Accurate Deep Learning sub-grid scale models for large eddy simulations

In this work, sub-grid scale (SGS) turbulence models have been developed for the purpose of large-eddy simulations (LES).

To this end, robust and efficient Deep Learning (DL) algorithms have been used because of their superior capability in establishing high-order complex non-linear relations between the input features and output variables, which may be out of the scope of the state-of-the-art conventional modeling strategies.

Accuracy of the input and output features is important to formulate accurate DL models, and therefore, data from direct simulations of the canonical channel flow at friction Reynolds numbers Re_τ≈ 395 and 590 are used for training and testing.

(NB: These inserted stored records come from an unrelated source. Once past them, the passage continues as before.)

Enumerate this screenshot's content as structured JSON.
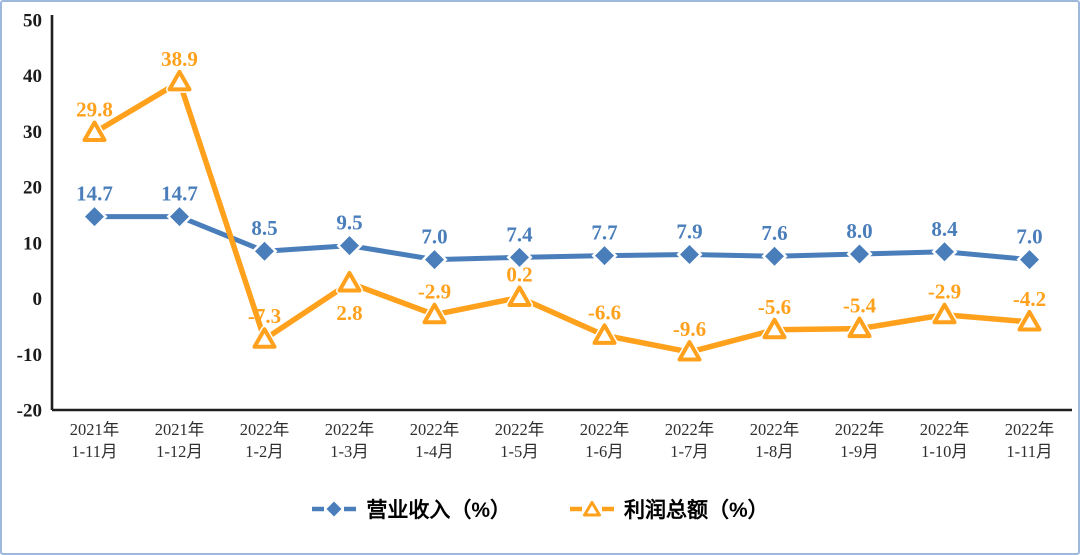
{
  "chart_data": {
    "type": "line",
    "title": "",
    "xlabel": "",
    "ylabel": "",
    "ylim": [
      -20,
      50
    ],
    "y_ticks": [
      50,
      40,
      30,
      20,
      10,
      0,
      -10,
      -20
    ],
    "grid": false,
    "legend_position": "bottom",
    "axis_color": "#1f1f1f",
    "categories": [
      "2021年\n1-11月",
      "2021年\n1-12月",
      "2022年\n1-2月",
      "2022年\n1-3月",
      "2022年\n1-4月",
      "2022年\n1-5月",
      "2022年\n1-6月",
      "2022年\n1-7月",
      "2022年\n1-8月",
      "2022年\n1-9月",
      "2022年\n1-10月",
      "2022年\n1-11月"
    ],
    "series": [
      {
        "name": "营业收入（%）",
        "marker": "diamond",
        "color": "#4A7EBB",
        "values": [
          14.7,
          14.7,
          8.5,
          9.5,
          7.0,
          7.4,
          7.7,
          7.9,
          7.6,
          8.0,
          8.4,
          7.0
        ],
        "labels_below_indices": []
      },
      {
        "name": "利润总额（%）",
        "marker": "triangle",
        "color": "#FFA11C",
        "values": [
          29.8,
          38.9,
          -7.3,
          2.8,
          -2.9,
          0.2,
          -6.6,
          -9.6,
          -5.6,
          -5.4,
          -2.9,
          -4.2
        ],
        "labels_below_indices": [
          3
        ]
      }
    ]
  },
  "frame": {
    "background": "#ffffff",
    "border_color": "#9db8dd"
  }
}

The DNS data is filtered in all three spatial directions.

Two training strategies are adopted.

In one of these, the scalar coefficients corresponding to the five symmetric integrity basis tensors (Lund & Novikov, 1992) are the target variables.

The DL models approximate these coefficients based on the six scalar invariants as the input features computed from the filtered strain rate and rotation rate tensors, and terms computed from their higher powers.

In another strategy, all of the aforementioned variables (six scalar invariants, and the six independent components of each of the five integrity basis tensors; 36 in total) are fed to the Neural Networks (NNs) to directly predict the six target SGS stress components.

While the former strategy results in excellent agreements between the statistical distributions of the truth and the predictions for all six stress components, the latter strategy results in a significantly reduced mean-squared-error (m.s.e. obtained is at least half of that obtained with the first strategy) upon the convergence of the models in apriori testing.

The latter strategy also yields significantly higher correlation coefficients with the true SGS stresses.

The models are being implemented in LES codes for a-posteriori testing.